The notion of junk miles is alien to me. Every mile is a mile worth running. But if I'm going to complete my miles on the paths, it's essential that most of the rest have to go.

This, I'm sure, is the key.

The plan is straight-forward. The priority miles are the ones I'll enjoy as part of my footpath challenge. The distances involved inevitably mean that most of these will be completed at weekends. What I need to do during the week goes against everything that's ingrained in me - I have to not run. A couple of easy club runs will, no doubt, make no difference, but the essential thing will be to rest for the forthcoming weekend's big effort. I admit - it scares me a little, but I also have the gut feeling that it's right. Only this way will I get close to completing my task. The Pivot. I'm on it.
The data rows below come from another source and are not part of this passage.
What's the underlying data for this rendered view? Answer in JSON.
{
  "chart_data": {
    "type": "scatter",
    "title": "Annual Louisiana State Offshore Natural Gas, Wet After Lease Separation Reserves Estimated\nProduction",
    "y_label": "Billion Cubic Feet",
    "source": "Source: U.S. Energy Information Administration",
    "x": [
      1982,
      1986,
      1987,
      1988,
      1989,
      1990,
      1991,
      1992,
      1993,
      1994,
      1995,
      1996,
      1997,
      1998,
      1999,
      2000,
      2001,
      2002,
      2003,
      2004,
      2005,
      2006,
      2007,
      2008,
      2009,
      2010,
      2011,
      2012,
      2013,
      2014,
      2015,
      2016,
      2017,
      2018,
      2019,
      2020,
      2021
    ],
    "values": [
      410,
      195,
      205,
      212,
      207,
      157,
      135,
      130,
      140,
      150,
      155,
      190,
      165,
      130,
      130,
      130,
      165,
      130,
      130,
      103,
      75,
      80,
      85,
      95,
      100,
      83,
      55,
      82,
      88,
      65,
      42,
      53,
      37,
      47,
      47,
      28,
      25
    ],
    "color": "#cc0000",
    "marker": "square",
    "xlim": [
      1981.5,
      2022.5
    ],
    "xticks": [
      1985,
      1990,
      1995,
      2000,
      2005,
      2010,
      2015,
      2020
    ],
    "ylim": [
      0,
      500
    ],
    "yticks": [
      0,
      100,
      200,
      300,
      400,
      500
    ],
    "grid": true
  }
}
The regimented calendar has to go too. It's only by taking a more intuitive approach to the task - by listening to my body and not my head - that progress will be guaranteed.



Six frustrating weeks have ended. The weather's showing early summer promise. I hear the Sirens singing from the paths I've yet to tread. Instead of luring me to self-destruction, their songs entice me towards revelation.

Once more, The Sixth Statement awaits.

This time, I'm ready.

1 comment:

  1. Chris, cracking blog post - what's strange about this is that i have unwittingly, been doing just this. Since injuring my knee some 4 months ago i have only trained at weekends. I cycle a little in the week and occasionally walk the 5 miles home from work but have not run during the week. It does feel strange and i have, on occasion, felt lazy for not doing so but here i am, fitter than i've been since 2010. There is method to this madness.